Le Secrétaire Général de l'Otan a récemment exprimé son inquiétude face à la baisse généralisée des budgets de Défense des pays membres, dans ce contexte économique difficile, comment arrive-t-on à mener ces projets ?
On essaie déjà de faire mieux avec ce que l’on a ! Il est clair qu’avec des réductions sensibles et continues des budgets de Défense, l’Alliance et les pays contributeurs sont amenés à faire des choix. Notre objectif est de faire en sorte que ces choix soient opérés de manière cohérente pour éviter que les réductions nationales ne génèrent des déficits capacitaires collectifs. Ceci implique bien sûr, que les budgets se stabilisent à un niveau décent et suffisant pour atteindre nos ambitions mais aussi de travailler en amont, avec les industriels, pour faire émerger des solutions innovantes et crédibles qui nous procurent le meilleur rapport qualité/prix.

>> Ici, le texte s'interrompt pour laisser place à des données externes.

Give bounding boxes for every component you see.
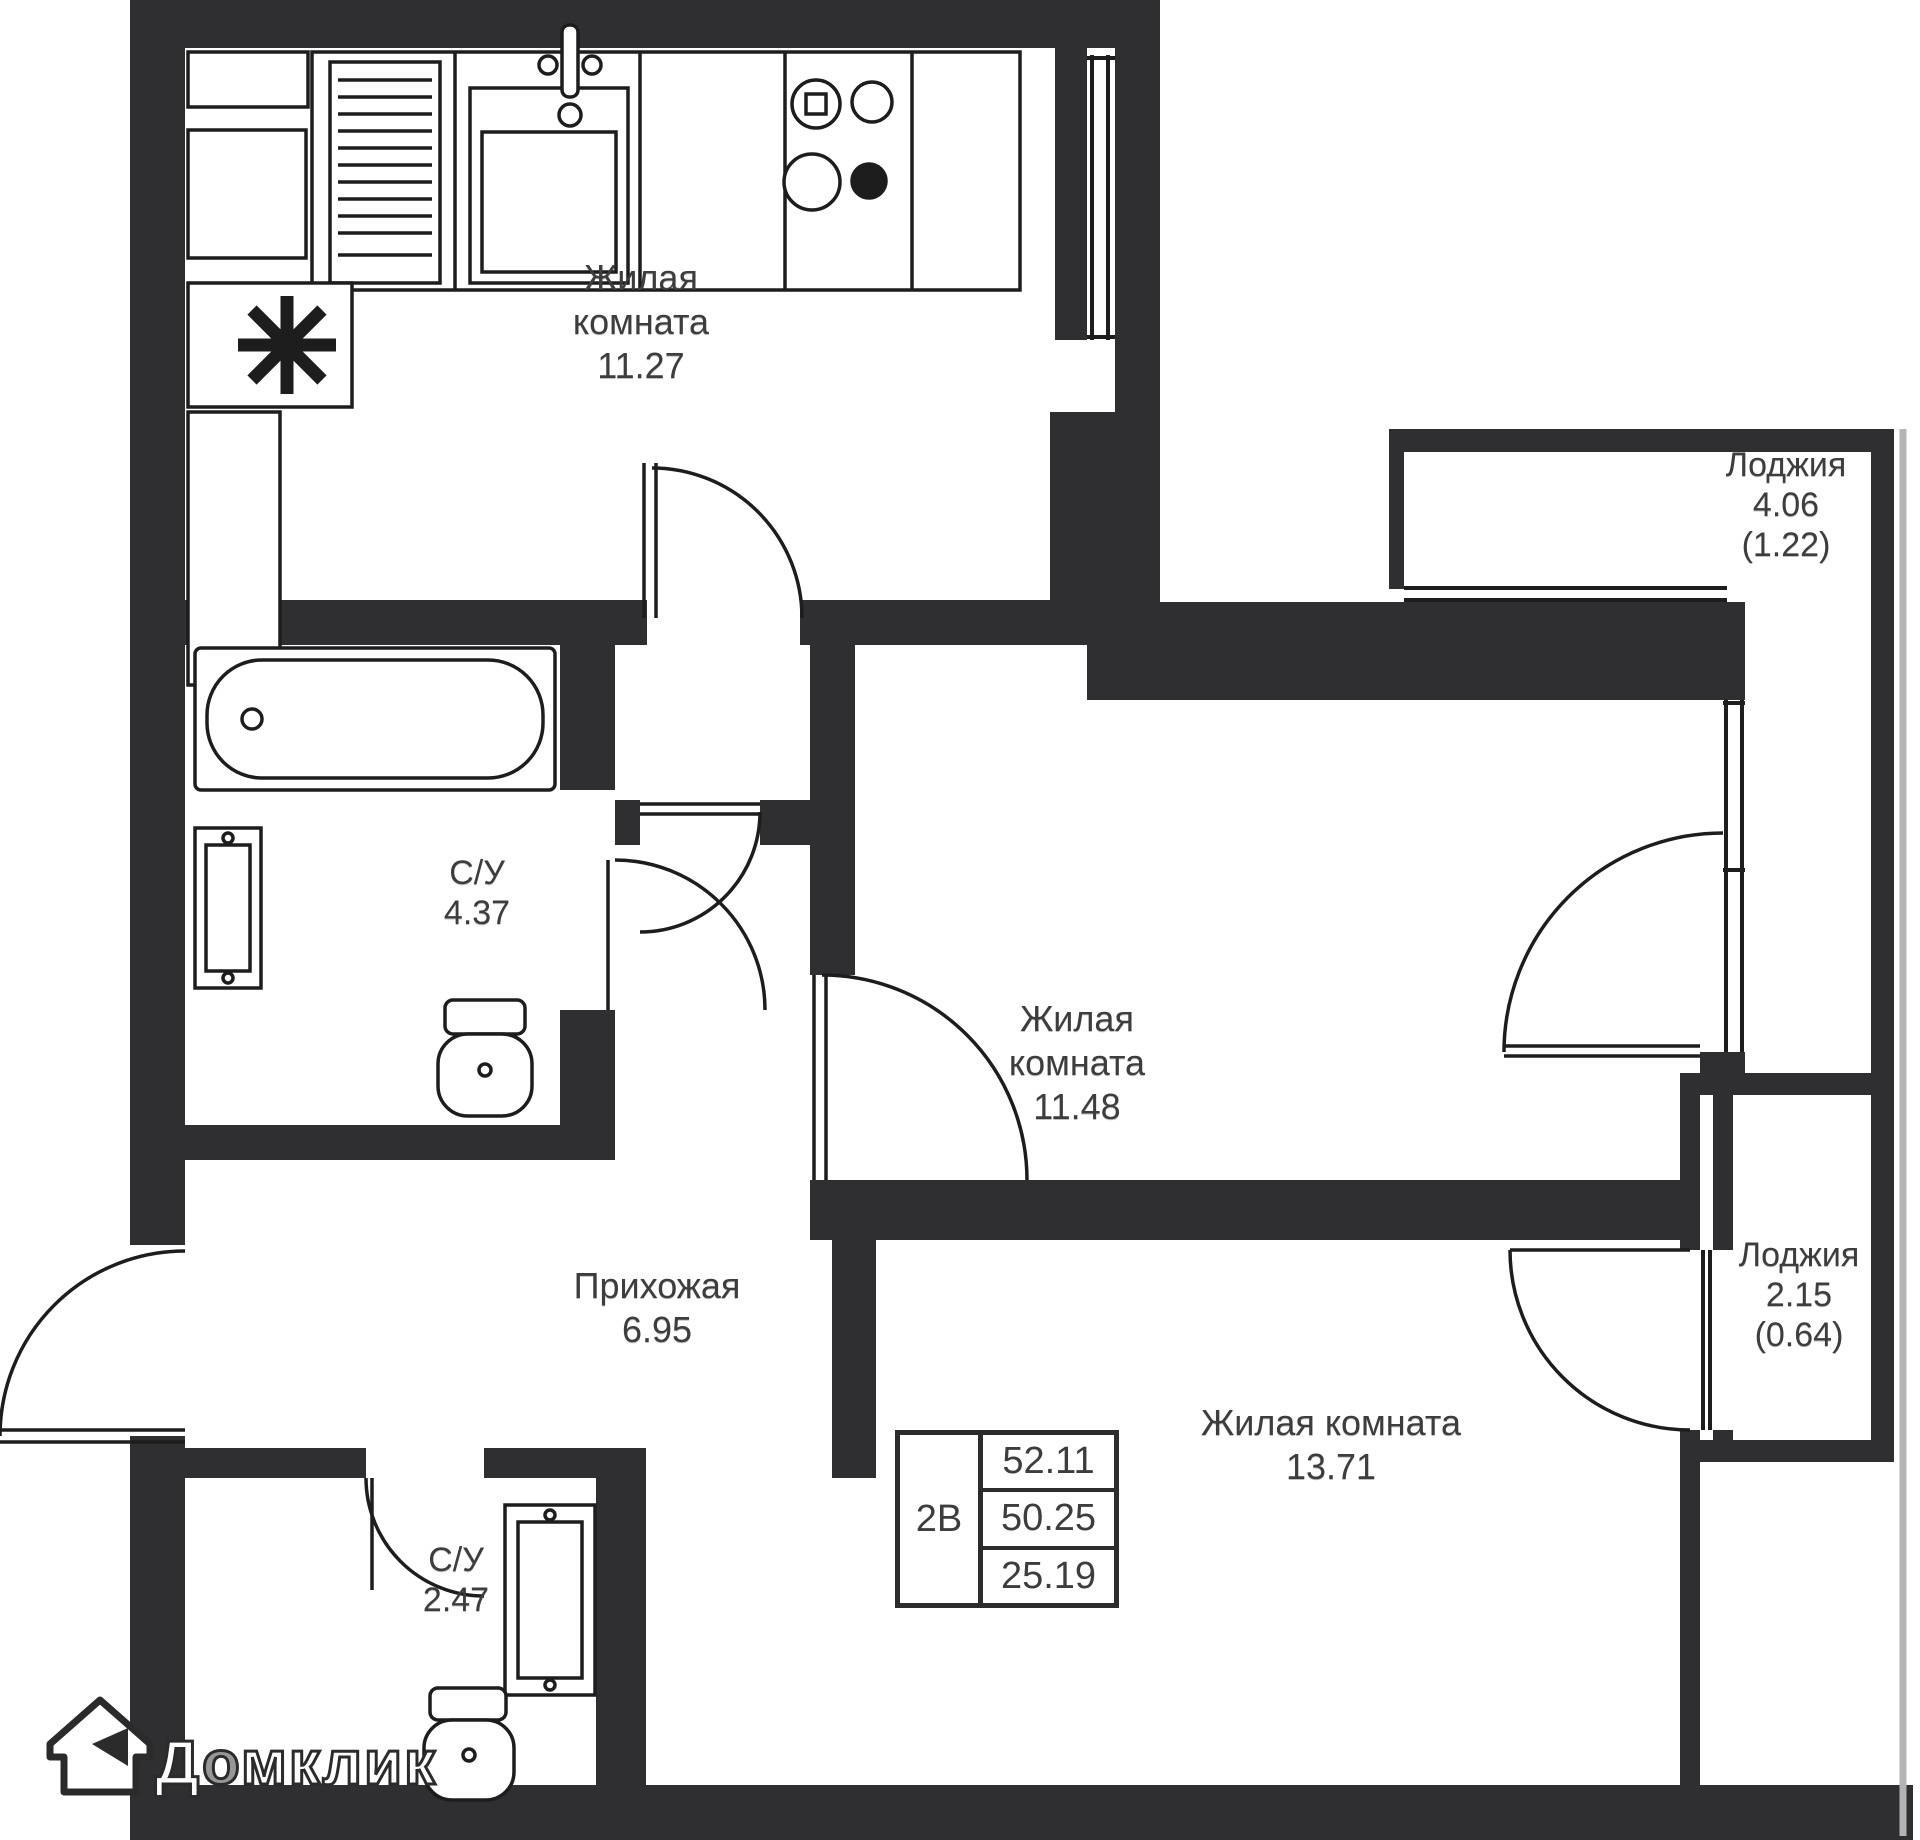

Nous suivons aussi avec attention l’évolution du budget des Etats-Unis qui est un grand contributeur, de la même manière que nous attendons avec impatience la sortie du Livre Blanc pour en tirer les conséquences sur la contribution de la France (comme c’est le cas pour les autres pays lorsqu’ils révisent leur stratégie). L’objectif, est que lorsque les pays construisent leur stratégie pour l’avenir, ils prennent en compte leur engagement au sein de l’Alliance.
Maintenir l’interopérabilité des Alliés après le désengagement d’Afghanistan, c’est aussi un de vos principaux objectifs ?
C’est même ma priorité à court terme à la tête d’ACT : garder les forces connectées, préserver le savoir-faire acquis ensemble en Afghanistan, en Libye ou dans d’autres cadres. La Connected Forces Initiative (CFI) vise à promouvoir l’interopérabilité au travers de l’éducation, l’entraînement, les exercices et l’intégration de nouvelles technologies. C’est un vaste ensemble qui s’inscrit dans ce que j’ai décrit précédemment.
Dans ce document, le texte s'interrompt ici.